PLOW met one potential wholesale buyer at a farmer-to-chef
event in Pittsburgh. And just as diversifying with extra items
creates marketing advantage, Don recommends diversification
on your CSA and farmers’ market routes by visiting restaurants
and stores along the way.
As for money, PLOW committs to returning 80% of its sales
to the farmer members who grow the food. In addition to the
20% which covers the cost to operate and deliver from a centralized
office and dry storage location, PLOW tracks expenses carefully
to charge farmers mileage and labor for pickup at their farms.

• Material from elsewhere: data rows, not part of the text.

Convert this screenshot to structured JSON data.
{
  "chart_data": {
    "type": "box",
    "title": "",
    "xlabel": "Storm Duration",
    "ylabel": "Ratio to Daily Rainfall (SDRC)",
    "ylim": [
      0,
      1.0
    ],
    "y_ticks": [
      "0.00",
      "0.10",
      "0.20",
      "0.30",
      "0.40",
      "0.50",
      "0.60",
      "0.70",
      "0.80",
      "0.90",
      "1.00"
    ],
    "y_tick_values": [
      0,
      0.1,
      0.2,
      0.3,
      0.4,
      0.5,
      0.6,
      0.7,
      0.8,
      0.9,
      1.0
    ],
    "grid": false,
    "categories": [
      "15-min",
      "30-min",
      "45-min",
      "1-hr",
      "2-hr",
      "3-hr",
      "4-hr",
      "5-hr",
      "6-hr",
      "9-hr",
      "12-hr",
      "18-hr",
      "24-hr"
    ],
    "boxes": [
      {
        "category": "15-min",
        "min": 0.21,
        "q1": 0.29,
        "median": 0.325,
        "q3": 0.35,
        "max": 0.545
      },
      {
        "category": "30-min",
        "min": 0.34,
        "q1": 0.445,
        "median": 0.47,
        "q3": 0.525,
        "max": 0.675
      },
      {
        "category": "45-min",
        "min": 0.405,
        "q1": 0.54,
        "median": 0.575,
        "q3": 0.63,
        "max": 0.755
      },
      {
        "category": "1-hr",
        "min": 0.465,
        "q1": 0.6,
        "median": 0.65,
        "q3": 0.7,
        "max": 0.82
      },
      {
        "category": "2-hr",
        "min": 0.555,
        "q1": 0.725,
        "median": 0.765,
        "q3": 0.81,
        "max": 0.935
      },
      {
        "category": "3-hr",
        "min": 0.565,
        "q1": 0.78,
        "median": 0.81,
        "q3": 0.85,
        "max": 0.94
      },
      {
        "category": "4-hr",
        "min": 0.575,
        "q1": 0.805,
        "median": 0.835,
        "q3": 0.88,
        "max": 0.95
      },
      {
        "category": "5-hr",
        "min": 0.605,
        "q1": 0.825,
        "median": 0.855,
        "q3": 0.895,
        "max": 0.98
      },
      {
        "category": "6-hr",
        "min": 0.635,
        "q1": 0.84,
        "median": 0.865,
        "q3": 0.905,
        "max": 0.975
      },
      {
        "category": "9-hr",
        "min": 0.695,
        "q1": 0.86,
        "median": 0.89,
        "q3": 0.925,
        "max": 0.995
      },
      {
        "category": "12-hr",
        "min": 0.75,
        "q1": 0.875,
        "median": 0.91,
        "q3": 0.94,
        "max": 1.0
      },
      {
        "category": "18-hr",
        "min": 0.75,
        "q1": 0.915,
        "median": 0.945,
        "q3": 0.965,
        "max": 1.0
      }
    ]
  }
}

“When you calculate expenses carefully and plan to
pass 80% of the wholesale prices to the farmers,” reasons
Don, “math lets you determine what those prices need
to be.”
The Secret Ingredients
Looking over the Kretschmann Farm, with its hillside orchard
and fifteen to twenty rolling acres of productive farmland,
one wonders about the intangible elements of success.
“Start young and foolish,” says Becky. “You
learn. One year we had onion sets that we neglected, the next
year Don ordered ten times as many. I said, ‘You’re
nuts.’ He said, ‘It’s a problem of scale.’
And he was right, we took care of the greater volume.”
At the suggestion that foolishness is in good supply during
youth, the Kretschmanns admit they still have their own healthy
dose. Yet experience has added the voice of intuition too.
“Listen hard,” says Becky with steady, determined
eyes, “and do what you’re called to do.”